Salazar signed an order setting up a Climate Change Response Council and eight regional response centers to study and respond to such issues as rising sea levels threatening to swamp historic structures and warmer temperatures shifting where wildlife live.
The order also commits the Interior Department to develop a plan to reduce its own greenhouse gas emissions, including setting a firm target.
"The realities of climate change require us to change how we manage...the resources we oversee," the order reads.
Earlier this year, Salazar directed the Interior Department, which manages one-fifth of the nation's landmass, to jumpstart renewable energy development. Monday's action builds on that effort by launching a project to develop ways to store carbon dioxide, the most prevalent greenhouse gas, on park, refuge, and tribal lands.
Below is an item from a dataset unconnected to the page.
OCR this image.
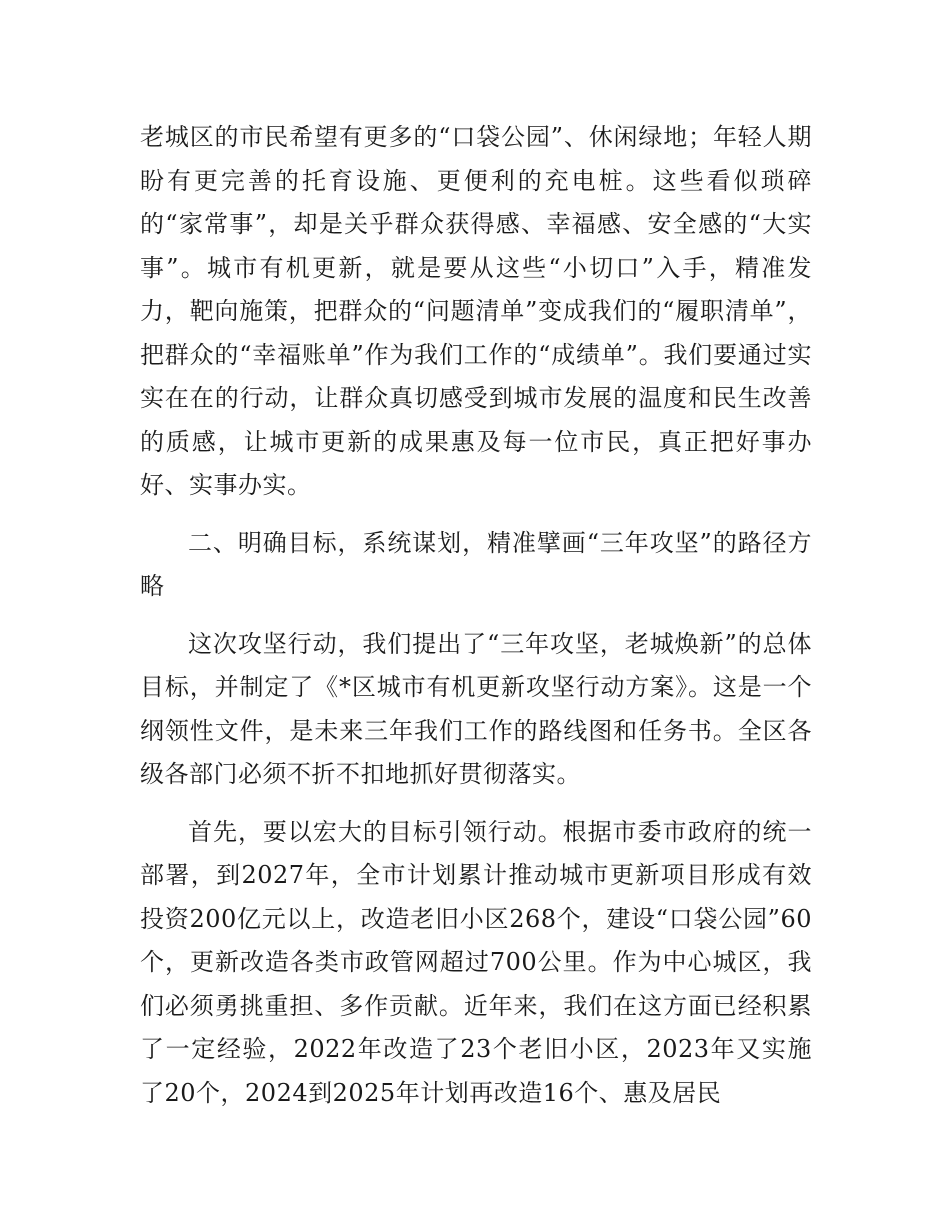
老城区的市民希望有更多的“口袋公园”、休闲绿地；年轻人期盼有更完善的托育设施、更便利的充电桩。这些看似琐碎的“家常事”，却是关乎群众获得感、幸福感、安全感的“大实事”。城市有机更新，就是要从这些“小切口”入手，精准发力，靶向施策，把群众的“问题清单”变成我们的“履职清单”，把群众的“幸福账单”作为我们工作的“成绩单”。我们要通过实实在在的行动，让群众真切感受到城市发展的温度和民生改善的质感，让城市更新的成果惠及每一位市民，真正把好事办好、实事办实。

二、明确目标，系统谋划，精准擘画“三年攻坚”的路径方略

这次攻坚行动，我们提出了“三年攻坚，老城焕新”的总体目标，并制定了《*区城市有机更新攻坚行动方案》。这是一个纲领性文件，是未来三年我们工作的路线图和任务书。全区各级各部门必须不折不扣地抓好贯彻落实。

首先，要以宏大的目标引领行动。根据市委市政府的统一部署，到2027年，全市计划累计推动城市更新项目形成有效投资200亿元以上，改造老旧小区268个，建设“口袋公园”60个，更新改造各类市政管网超过700公里。作为中心城区，我们必须勇挑重担、多作贡献。近年来，我们在这方面已经积累了一定经验，2022年改造了23个老旧小区，2023年又实施了20个，2024到2025年计划再改造16个、惠及居民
Carbon dioxide could be stored by pumping it underground, or by conserving or growing more trees and grasses to absorb it.
Environmentalists lauded the action Monday, saying that it sent a signal that climate change was a a top priority.
"Secretary Salazar deserves praise for recognizing that climate change waits for no one, and that the impacts of global warming on our public land and water resources could be very widespread and very serious," said Bill Meadows, president of The Wilderness Society.